Money isn't just a matter of snapping your fingers. But at Notre-Dame, things are different, as the cathedral no longer has much in common with a place of worship. It attracts a thousand times more globalized tourists than worshippers. Before the fire in April 2019, the cathedral was the most visited site in Europe, attracting 12 or 13 million tourists per year. There will be 15 million after December 8: 40,000 people a day, who will be able to reserve a time slot on a platform set up at the end of November. Think the Louvre or Versailles, only hotter.
Monuments threatened by tourism
A fee of €20 to 30 is possible, because, according to a well-documented mechanism, the farther a visitor travels, the more they accept to pay the full price in front of an exceptional site to which they will never return. The climate crisis also justifies a surcharge: 95% of tourists are concentrated on less than 5% of the planet's sites, straining the most popular monuments.

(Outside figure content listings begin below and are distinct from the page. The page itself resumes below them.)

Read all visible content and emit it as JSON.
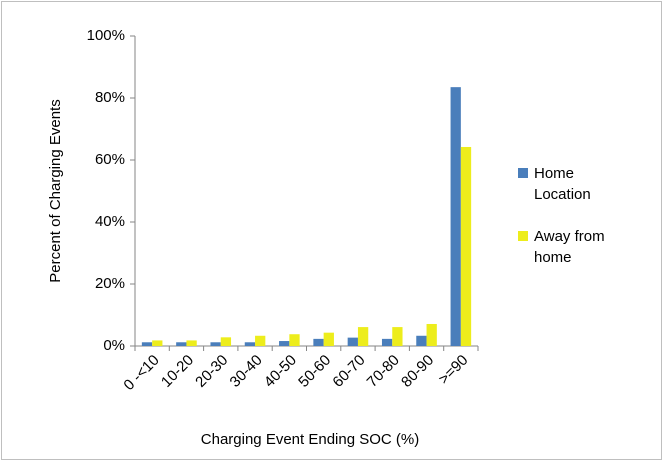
{
  "chart_data": {
    "type": "bar",
    "xlabel": "Charging Event Ending SOC (%)",
    "ylabel": "Percent of Charging Events",
    "categories": [
      "0 -<10",
      "10-20",
      "20-30",
      "30-40",
      "40-50",
      "50-60",
      "60-70",
      "70-80",
      "80-90",
      ">=90"
    ],
    "series": [
      {
        "name": "Home Location",
        "color": "#4a7ebb",
        "values": [
          1.2,
          1.2,
          1.2,
          1.2,
          1.6,
          2.3,
          2.7,
          2.3,
          3.3,
          83.5
        ]
      },
      {
        "name": "Away from home",
        "color": "#eded1c",
        "values": [
          1.8,
          1.8,
          2.8,
          3.3,
          3.8,
          4.3,
          6.1,
          6.1,
          7.1,
          64.2
        ]
      }
    ],
    "ylim": [
      0,
      100
    ],
    "yticks": [
      {
        "value": 0,
        "label": "0%"
      },
      {
        "value": 20,
        "label": "20%"
      },
      {
        "value": 40,
        "label": "40%"
      },
      {
        "value": 60,
        "label": "60%"
      },
      {
        "value": 80,
        "label": "80%"
      },
      {
        "value": 100,
        "label": "100%"
      }
    ],
    "legend": "right",
    "grid": false
  }
}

The Diocese of Paris does not share the concerns. Resolutely opposed to charging for access to the cathedral, it is blocking the project for the time being. It also argues that money doesn't mix well with religion, that the distinction between tourist and believer is impenetrable, and that being won over by the divine is unpredictable. No doubt. But if you want to pray in peace and quiet, dozens of churches in Paris, accessible and deserted, are far more appropriate.
Above all, it's convenient to want to keep things free of charge when the government, which owns 87 cathedrals in France, is responsible for maintaining the buildings. In Italy, Spain and the United Kingdom, where places of worship belong to the government, the Church has adopted a pragmatic approach, charging between €10 and 30 for the major sites where tourists flock. This is the case at Milan Cathedral, the Sagrada Familia in Barcelona, the Cathedral Mosque in Cordoba and Saint-Paul's Cathedral in London.